Mastica y traga (“Chew and Swallow”) is the first individual exhibition in Mexico of work by Madeline Jiménez Santil (Dominican Republic, 1986). The show, taking place in the gallery Alterna, began on September 5 under the auspices of Gallery Weekend. It was curated by Roselin R. Espinosa. The exhibition’s eleven pieces are framed by questions raised by the body. In her works the artist has produced a series of variations on these questions, treating them in their corporeal and material character. At the same time, what Jiménez has produced in her works are traced-out registrations of her own singularities, articulated under influences such as Lygia Clark, as well as dembow and trap: music genres that have allowed her to make a claim for feminine empowerment within the context of the Dominican Republic’s popular culture.
Before anything, the body that Madeline imagines in her pictures is composed of geometric graphite strokes that seem to generate their own rhythms. These “geometric codes,” as the curator calls them, refer to school exercises, allowing us to appreciate the technique by which Jiménez produces lines of different thicknesses that—despite their reiterations—do not form a premeditated order, but rather flow and haphazardly interrupt each other, beginning with black-and-white primary forms, but also immediately afterward appearing out of luxury brand logos. In this corpus, the measurements of such pieces as Autorretrato (“Self-Portrait”) and Glory Hole refer to the width of the artist’s shoulders, and each of the divisions that form on their surfaces correspond to the measurements of some other part of her body.

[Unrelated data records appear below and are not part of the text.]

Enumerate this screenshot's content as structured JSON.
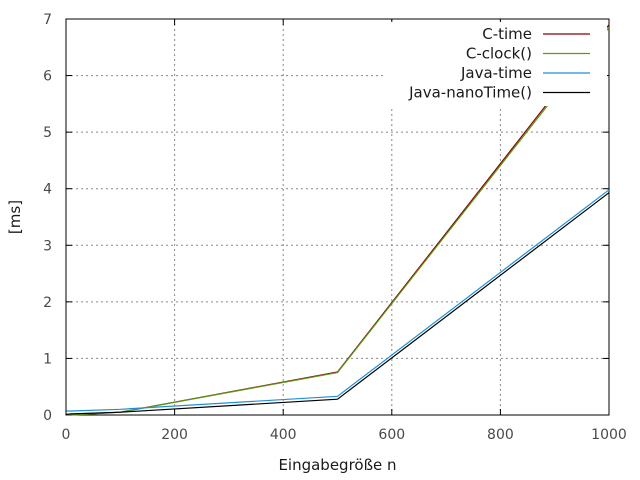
{
  "chart_data": {
    "type": "line",
    "title": "",
    "xlabel": "Eingabegröße n",
    "ylabel": "[ms]",
    "xlim": [
      0,
      1000
    ],
    "ylim": [
      0,
      7
    ],
    "xticks": [
      "0",
      "200",
      "400",
      "600",
      "800",
      "1000"
    ],
    "yticks": [
      "0",
      "1",
      "2",
      "3",
      "4",
      "5",
      "6",
      "7"
    ],
    "grid": true,
    "legend_position": "top-right",
    "x": [
      1,
      10,
      100,
      500,
      1000
    ],
    "series": [
      {
        "name": "C-time",
        "color": "#8b0000",
        "values": [
          0.0,
          0.0,
          0.05,
          0.76,
          6.9
        ]
      },
      {
        "name": "C-clock()",
        "color": "#5a9a1a",
        "values": [
          0.0,
          0.0,
          0.05,
          0.75,
          6.85
        ]
      },
      {
        "name": "Java-time",
        "color": "#1e90d8",
        "values": [
          0.07,
          0.07,
          0.1,
          0.33,
          3.98
        ]
      },
      {
        "name": "Java-nanoTime()",
        "color": "#000000",
        "values": [
          0.01,
          0.02,
          0.05,
          0.28,
          3.93
        ]
      }
    ]
  }
}
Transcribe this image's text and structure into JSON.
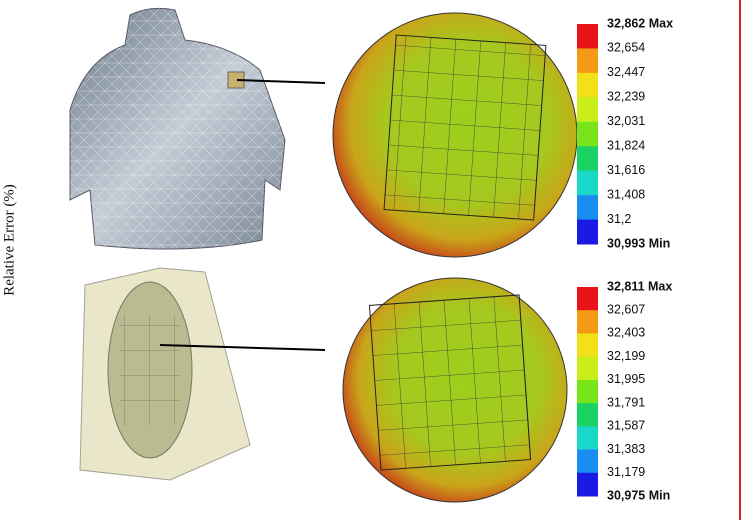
{
  "axis_label": "Relative Error (%)",
  "legends": [
    {
      "colors": [
        "#e8141a",
        "#f59a14",
        "#f2e018",
        "#c9ee1a",
        "#78e41a",
        "#1ad264",
        "#1ad8c8",
        "#1a8ef0",
        "#1a1ae6"
      ],
      "labels": [
        "32,862 Max",
        "32,654",
        "32,447",
        "32,239",
        "32,031",
        "31,824",
        "31,616",
        "31,408",
        "31,2",
        "30,993 Min"
      ]
    },
    {
      "colors": [
        "#e8141a",
        "#f59a14",
        "#f2e018",
        "#c9ee1a",
        "#78e41a",
        "#1ad264",
        "#1ad8c8",
        "#1a8ef0",
        "#1a1ae6"
      ],
      "labels": [
        "32,811 Max",
        "32,607",
        "32,403",
        "32,199",
        "31,995",
        "31,791",
        "31,587",
        "31,383",
        "31,179",
        "30,975 Min"
      ]
    }
  ]
}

Apart from that, all the decisions regarding the arrangements of the pieces in the gallery constitute a proposal for treating questions about the body from the point of view of its very displacement. The curator and the artist have thought of Mastica y traga as a laboratory in which the works are distributed in order to evoke the dismemberment of organs, and in which they must be viewed from specific positions.
Pictures such as La mami swagger and Sistema disfuncional de escape (“Dysfunctional exhaust system”) are placed on the ground; while Autorretrato is placed on one of the walls, high above eye level; others seem to be in a kind of dialogue with their juxtapositions, such as La Fuente (“The fountain”/“The source”), located just in front of Limited Luis Vutton | Louis Vuitton Jungle, preventing us from seeing the whole of the piece or the patterns traced out on its surface.
Madeline Jiménez Santil, I'm not your black, Mastica y Traga, Galería Alterna, 2019, Photo: Stefanía Acevedo
Cartografías del capital (“Cartographies of capital”) and I’m not your black, the largest-format pictures in the show, can also be read as in a kind of conjunction—as though they were just one piece—even while they contrast with one another. The first leaves exposed, almost entirely, the surface of its linen canvas; while the other is pure line invaded by geometric reproductions of luxury brand logos. Located in front of these pictures is Sistema disfuncional de escape, a chrome-plated tube with platinum-colored hairs coming out of its interior, forcing the viewer to look at these hairs almost without any distance, generating yet another form of observation that consists in having to pay attention to the floor and the wall at the same time. For their part, two ready-mades constitute other types of bodies in Mastica y traga and have different points of visibility. On the one hand, La Fuente, made from Nostalgia-brand white chocolate, is located on a fluorescent pedestal, taking on a kind of prominence in its wink at Duchamp; on the other hand, Huele a limpio (“It smells clean”), a small steam dispenser, goes by almost unnoticed underneath the stairs in Alterna.
Contrary to what one might expect from a Caribbean artist, Jiménez Santil is not interested in referring to the supposed origins of what the body means to someone from that region, nor in imagining that she must—almost like a mandate—invoke the sea, the island, or the archipelago. Her corpus puts all this to question: critiquing it, eluding it, and addressing it using other symbols, notably La Insuperable, the Dominican trap singer who defines the modulations of Mastica y traga—not only in that the exhibition is named after one of her songs, but also through her allowing another entry to be integrated into the composition of the pieces. This is evident in La mami swagger, named after part of the aforementioned song, and in Glory Hole, where we find a hole through which we can read some of that song’s lyrics. The pieces give way to claims by other types of images, such as those produced by La Insuperable, that refuse to express either submission or guilt for success.
Working within a laboratory of experimentation, the curator and the artist have managed to show how contemporary bodies are configured: not allowing for definitive conceptual answers, but instead allowing for imprints of combinations of the singular and the popular, brought together in each picture’s material composition.